10 anos após Lei do Saneamento, setor ainda atrai pouco investimento

20/02/2017

Passados 10 anos da criação da Lei 11.445, conhecida como a Lei do Saneamento, os investimentos em água e esgoto pouco avançaram, recebendo volumes de recursos abaixo das necessidades do país e com uma participação ainda tímida do setor privado.

 

Num país em que metade da população não tem acesso à coleta de esgoto, o saneamento permanece como o setor de infraestrutura com o menor volume de investimentos no Brasil.
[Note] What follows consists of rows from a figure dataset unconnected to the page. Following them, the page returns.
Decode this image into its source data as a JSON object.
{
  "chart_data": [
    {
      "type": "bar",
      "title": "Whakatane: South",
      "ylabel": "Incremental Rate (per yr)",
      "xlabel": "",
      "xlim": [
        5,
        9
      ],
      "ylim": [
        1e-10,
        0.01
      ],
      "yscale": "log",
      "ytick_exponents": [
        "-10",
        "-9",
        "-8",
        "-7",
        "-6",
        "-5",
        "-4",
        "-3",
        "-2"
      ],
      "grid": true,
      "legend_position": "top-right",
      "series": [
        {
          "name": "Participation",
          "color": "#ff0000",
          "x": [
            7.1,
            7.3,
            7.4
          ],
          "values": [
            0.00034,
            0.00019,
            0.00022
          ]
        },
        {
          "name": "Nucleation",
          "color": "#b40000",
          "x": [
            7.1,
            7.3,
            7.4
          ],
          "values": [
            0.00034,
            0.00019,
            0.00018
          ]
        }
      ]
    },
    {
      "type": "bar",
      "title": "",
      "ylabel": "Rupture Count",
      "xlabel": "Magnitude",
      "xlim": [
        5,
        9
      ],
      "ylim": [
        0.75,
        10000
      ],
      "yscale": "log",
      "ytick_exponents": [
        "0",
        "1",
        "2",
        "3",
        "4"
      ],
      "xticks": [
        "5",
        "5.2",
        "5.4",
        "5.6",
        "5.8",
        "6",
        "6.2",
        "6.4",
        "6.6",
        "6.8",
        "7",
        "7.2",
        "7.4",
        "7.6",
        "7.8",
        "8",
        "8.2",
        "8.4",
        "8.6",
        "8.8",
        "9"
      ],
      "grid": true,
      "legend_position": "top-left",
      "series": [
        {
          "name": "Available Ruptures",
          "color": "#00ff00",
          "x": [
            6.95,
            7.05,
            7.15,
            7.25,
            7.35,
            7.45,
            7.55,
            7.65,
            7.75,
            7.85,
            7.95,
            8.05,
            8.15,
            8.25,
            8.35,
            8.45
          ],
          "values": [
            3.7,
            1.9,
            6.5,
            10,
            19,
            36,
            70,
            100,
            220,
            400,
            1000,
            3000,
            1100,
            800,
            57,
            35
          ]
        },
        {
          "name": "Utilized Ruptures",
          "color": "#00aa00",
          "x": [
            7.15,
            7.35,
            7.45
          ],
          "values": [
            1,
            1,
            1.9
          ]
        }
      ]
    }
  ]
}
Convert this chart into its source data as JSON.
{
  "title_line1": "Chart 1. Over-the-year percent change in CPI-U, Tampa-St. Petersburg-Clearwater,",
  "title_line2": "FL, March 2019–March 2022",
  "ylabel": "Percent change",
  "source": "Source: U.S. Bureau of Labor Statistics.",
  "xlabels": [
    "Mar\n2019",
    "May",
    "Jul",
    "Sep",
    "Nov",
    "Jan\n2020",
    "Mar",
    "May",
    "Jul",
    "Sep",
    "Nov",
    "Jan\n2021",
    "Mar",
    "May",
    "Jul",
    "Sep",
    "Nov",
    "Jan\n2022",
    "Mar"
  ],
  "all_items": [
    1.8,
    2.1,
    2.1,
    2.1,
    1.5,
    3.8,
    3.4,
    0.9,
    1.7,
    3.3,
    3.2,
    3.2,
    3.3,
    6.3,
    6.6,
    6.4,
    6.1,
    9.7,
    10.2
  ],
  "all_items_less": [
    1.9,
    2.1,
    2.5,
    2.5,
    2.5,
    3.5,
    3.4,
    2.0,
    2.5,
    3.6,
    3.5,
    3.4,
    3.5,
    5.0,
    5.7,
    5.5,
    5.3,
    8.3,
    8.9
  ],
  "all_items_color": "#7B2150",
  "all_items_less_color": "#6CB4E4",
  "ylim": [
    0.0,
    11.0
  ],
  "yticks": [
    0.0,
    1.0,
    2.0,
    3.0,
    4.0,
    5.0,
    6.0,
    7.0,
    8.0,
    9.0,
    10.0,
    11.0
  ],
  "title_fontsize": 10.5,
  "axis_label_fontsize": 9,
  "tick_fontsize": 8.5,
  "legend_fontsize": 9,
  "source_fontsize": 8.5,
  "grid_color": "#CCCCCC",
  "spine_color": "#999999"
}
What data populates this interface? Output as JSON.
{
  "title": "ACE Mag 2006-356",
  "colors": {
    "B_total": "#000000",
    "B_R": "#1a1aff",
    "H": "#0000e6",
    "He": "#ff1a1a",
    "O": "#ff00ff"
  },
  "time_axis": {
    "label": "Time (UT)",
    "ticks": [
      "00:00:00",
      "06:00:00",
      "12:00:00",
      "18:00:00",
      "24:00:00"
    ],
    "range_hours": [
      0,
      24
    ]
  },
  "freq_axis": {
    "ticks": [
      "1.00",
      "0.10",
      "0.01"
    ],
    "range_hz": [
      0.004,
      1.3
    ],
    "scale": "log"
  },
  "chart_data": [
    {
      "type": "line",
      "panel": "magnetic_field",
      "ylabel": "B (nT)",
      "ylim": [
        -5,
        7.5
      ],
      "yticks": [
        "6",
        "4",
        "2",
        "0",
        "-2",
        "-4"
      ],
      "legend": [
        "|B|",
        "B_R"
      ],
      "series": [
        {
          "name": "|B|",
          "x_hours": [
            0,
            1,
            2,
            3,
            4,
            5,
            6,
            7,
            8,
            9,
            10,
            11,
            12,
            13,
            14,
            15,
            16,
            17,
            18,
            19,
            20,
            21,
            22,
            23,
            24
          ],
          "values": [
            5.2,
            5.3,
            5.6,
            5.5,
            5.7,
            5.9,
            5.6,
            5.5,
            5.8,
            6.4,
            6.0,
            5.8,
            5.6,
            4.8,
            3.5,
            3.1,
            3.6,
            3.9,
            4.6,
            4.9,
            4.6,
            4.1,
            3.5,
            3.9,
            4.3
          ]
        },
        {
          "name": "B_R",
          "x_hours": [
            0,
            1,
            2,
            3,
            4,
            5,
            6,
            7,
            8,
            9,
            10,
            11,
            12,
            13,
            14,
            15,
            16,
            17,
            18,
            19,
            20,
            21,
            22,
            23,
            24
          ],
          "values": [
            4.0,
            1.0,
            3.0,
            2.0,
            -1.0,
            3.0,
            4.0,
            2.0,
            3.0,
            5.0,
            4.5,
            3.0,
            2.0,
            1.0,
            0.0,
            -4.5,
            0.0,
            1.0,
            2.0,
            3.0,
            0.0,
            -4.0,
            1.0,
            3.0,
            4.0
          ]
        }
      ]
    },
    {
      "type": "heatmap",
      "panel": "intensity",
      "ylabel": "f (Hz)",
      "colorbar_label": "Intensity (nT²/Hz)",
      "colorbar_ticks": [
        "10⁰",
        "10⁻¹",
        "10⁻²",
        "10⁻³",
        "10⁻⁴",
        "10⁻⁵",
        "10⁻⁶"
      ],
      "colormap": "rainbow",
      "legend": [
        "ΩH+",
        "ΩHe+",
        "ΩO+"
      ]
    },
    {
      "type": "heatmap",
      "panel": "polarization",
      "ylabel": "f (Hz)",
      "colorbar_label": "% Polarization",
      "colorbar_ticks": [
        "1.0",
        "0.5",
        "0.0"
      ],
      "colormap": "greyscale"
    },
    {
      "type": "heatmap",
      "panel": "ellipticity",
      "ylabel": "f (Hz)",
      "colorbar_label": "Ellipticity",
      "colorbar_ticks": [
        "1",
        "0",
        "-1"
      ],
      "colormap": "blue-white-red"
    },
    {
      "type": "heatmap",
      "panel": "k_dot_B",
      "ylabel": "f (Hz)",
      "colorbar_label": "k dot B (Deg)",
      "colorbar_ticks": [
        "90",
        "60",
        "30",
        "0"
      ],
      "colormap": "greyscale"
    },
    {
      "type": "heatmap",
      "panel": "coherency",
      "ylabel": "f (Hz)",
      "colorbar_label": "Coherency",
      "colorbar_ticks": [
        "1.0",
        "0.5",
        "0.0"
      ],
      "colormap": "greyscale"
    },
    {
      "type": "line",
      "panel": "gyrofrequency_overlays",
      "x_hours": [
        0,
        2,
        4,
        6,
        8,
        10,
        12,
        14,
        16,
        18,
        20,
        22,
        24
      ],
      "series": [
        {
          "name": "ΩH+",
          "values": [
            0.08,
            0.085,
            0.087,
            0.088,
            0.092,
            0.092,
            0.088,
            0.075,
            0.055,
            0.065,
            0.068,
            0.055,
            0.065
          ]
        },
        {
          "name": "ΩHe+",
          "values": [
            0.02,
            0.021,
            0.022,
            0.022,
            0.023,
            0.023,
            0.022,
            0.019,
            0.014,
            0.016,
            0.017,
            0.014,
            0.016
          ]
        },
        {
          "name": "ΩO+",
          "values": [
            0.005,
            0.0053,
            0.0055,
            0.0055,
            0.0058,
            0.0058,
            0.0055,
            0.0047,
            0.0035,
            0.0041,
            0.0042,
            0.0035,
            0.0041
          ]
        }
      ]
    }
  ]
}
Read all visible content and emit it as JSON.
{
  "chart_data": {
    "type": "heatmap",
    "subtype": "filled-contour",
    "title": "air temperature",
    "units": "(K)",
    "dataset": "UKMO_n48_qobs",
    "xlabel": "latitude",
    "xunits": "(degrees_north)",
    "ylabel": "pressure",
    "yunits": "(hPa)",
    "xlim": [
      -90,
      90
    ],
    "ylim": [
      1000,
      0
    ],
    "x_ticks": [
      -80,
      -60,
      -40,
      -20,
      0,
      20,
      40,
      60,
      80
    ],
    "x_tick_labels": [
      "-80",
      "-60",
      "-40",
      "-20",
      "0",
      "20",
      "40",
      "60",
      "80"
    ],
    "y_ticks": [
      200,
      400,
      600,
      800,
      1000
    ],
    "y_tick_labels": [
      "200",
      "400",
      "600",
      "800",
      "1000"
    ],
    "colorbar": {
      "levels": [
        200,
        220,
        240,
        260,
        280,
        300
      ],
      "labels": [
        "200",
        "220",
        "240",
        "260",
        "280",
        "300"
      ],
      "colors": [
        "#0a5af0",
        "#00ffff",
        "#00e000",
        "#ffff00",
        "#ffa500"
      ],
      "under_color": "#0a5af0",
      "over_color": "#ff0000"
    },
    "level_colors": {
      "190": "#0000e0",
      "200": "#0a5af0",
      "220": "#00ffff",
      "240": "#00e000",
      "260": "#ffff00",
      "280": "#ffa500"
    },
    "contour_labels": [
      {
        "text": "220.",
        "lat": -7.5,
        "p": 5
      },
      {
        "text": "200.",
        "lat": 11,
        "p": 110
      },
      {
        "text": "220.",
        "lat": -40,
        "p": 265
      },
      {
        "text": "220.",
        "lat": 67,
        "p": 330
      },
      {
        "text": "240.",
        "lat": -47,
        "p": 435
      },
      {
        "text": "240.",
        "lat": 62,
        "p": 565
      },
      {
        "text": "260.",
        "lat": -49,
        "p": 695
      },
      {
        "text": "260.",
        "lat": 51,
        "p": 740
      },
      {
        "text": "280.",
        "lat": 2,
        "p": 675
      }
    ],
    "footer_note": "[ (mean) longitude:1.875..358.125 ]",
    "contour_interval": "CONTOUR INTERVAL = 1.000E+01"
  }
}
Segundo pesquisa da Confederação Nacional da Indústria (CNI), o segmento recebeu menos de 10% do total de gastos em obras de infraestrutura feitos no país entre 2007 e 2014, bem atrás de áreas como transportes, telecomunicações e energia elétrica.

 

Segundo analistas e agentes do setor de saneamento ouvidos pelo G1, ainda que o setor demande um maior número de linhas de financiamento, é necessário maior "vontade política" para tratar o assunto como prioritário e fazer com que sejam cumpridos pontos já regulamentados pela lei.

 

Um deles é a obrigatoriedade de elaboração de planos municipais de saneamento básico (PMSB) – ponto de partida para qualquer planejamento de longo prazo para universalização dos serviços de água e esgoto. A data limite para as prefeituras cumprirem a exigência deveria acontecer no final de 2015, mas foi adiada para até 31 de dezembro de 2017.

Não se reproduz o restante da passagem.